Updated: May 9, 2020
What's going on everyone?
So I taught a lesson using Celeste, developed by Matt Makes Games. It was my first time teaching this lesson and overall, I thought it went really well. I will note that I taught this in my Advisory class, which is kind of like a homeroom. It is a place to check in on kids and teach lessons about life, rather than something content specific. I used my Nintendo Switch for the lesson. You can find the lesson here.
If you don't know much this game, it is a screen by screen platform game. Basically, with each screen you need to figure out how to jump across from one side to another.
The plot of the game, however, is about a girl, Madeline, trying to climb a mountain named Celeste. The mountain is a metaphor for anxiety, depression, and other metal wellness issues Madeline faces in her life.

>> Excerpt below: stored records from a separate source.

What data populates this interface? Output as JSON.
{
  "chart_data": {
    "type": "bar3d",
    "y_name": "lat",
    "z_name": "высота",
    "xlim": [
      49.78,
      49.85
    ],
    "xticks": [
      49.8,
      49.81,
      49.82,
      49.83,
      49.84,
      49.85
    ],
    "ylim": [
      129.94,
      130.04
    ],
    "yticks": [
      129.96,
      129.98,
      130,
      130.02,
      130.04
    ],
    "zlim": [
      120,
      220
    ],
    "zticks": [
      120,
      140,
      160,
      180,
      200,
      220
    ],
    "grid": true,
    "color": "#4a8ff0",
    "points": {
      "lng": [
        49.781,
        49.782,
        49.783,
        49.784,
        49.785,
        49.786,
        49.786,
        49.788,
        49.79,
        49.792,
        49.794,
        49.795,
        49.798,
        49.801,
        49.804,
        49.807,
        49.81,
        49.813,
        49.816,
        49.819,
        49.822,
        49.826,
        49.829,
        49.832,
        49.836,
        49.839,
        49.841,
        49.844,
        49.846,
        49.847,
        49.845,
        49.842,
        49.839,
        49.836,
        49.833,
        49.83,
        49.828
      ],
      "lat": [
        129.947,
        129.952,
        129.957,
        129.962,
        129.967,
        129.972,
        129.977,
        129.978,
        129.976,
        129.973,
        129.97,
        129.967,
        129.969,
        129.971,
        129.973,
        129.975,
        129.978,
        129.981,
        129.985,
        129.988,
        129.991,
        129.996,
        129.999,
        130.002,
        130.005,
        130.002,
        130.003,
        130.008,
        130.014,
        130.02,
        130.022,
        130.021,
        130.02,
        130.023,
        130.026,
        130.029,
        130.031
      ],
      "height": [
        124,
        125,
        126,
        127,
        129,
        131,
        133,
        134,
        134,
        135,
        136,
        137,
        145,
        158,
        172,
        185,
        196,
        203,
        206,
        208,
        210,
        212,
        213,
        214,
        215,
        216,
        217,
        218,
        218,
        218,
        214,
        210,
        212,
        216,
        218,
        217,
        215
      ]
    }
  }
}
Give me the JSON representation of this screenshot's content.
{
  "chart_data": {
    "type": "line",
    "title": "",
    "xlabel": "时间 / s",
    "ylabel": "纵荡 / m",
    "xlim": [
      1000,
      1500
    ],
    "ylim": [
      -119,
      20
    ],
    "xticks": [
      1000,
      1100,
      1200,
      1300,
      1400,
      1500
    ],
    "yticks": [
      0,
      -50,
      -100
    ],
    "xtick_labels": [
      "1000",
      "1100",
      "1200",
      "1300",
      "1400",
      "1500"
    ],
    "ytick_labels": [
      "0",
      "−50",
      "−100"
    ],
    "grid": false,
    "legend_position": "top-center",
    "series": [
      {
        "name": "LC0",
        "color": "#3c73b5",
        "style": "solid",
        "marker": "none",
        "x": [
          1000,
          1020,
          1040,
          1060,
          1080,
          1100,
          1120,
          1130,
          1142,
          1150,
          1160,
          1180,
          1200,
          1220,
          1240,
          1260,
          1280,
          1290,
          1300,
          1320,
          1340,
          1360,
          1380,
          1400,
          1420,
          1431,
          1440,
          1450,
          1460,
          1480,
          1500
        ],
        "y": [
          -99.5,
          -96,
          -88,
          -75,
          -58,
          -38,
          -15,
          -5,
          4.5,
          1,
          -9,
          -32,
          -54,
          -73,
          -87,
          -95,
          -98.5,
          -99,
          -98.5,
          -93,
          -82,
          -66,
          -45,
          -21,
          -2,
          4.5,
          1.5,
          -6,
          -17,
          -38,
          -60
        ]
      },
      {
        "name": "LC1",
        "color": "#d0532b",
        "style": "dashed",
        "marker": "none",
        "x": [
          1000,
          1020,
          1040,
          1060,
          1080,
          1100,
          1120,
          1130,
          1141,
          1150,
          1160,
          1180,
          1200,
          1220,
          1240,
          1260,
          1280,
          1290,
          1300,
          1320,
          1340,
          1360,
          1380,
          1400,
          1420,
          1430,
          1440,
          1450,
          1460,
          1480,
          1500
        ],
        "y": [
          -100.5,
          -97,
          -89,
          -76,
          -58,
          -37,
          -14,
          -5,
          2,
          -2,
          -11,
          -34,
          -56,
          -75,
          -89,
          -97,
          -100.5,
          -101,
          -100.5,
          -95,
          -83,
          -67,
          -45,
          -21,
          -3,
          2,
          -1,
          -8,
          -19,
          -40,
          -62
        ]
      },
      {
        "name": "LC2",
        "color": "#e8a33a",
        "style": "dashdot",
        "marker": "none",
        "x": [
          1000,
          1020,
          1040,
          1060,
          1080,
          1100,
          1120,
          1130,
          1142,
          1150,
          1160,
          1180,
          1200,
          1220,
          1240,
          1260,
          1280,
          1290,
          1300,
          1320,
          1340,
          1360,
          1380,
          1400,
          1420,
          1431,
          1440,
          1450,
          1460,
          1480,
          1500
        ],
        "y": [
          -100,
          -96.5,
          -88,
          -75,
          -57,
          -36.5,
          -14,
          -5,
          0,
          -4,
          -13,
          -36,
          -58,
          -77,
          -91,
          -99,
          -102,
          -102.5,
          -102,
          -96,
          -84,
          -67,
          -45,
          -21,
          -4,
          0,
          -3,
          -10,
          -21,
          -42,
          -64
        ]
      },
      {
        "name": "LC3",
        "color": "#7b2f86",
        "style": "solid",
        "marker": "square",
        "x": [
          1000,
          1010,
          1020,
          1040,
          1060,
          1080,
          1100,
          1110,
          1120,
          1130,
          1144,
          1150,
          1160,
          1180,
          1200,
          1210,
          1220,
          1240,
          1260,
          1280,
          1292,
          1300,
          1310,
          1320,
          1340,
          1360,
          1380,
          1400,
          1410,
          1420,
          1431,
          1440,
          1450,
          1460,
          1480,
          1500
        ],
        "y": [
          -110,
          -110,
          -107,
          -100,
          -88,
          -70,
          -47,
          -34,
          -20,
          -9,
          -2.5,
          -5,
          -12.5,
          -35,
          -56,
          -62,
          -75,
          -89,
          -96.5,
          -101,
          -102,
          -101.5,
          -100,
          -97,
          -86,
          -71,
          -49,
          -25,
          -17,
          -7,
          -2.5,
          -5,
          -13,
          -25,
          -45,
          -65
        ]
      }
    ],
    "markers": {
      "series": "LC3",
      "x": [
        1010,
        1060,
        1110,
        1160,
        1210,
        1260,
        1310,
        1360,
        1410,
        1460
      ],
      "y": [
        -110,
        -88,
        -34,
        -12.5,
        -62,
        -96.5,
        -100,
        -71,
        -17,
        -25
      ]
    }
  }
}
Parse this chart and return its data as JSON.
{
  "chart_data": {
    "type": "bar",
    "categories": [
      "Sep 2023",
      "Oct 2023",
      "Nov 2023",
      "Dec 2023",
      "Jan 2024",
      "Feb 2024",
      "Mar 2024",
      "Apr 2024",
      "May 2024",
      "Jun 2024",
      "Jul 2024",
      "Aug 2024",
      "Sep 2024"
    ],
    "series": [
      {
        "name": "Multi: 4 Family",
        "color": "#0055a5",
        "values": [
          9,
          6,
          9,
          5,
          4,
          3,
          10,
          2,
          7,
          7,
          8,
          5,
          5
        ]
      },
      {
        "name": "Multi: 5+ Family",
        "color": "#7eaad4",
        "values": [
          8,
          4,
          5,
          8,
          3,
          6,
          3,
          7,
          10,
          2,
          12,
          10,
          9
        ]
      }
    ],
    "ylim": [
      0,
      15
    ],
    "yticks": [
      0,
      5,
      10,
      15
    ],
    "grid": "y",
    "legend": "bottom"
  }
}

My students really had a fun time playing through the first level. This lesson only focusses on the first level, although I hope to make more lessons for the rest of the game because it really is great. The aim of the lesson was for the students to discuss how they can overcome adversity in their lives. Playing Celeste was a great way to get this conversation started. Being a student is not easy, and this gave them a safe and fun space to have these conversations about mental health.
Here you can see an example of the handout I had my students fill out as they played. My students are currently 11th and 12th graders. Please note that I teach at school for English Language Learners, many of whom have had interrupted educations. So the responses may not look like those of typical 11th and 12th graders in the United States.
He very clearly understood the message of the game, even though he said that it is not a game he can see himself playing in his free time. I told him he was crazy because it was one of the best games that came out last year.
This particular student still needs to pass his English Regents and after this lesson he told me he was not worried because he has many more opportunities.
I definitely want to teach this lesson to the rest of my students in my history class. I will just need to find an appropriate time to do so. I will also definitely at some point create more lessons using Celeste because the message is so important for people to hear. I will also make another post eventually talking about my impressions of the game as whole.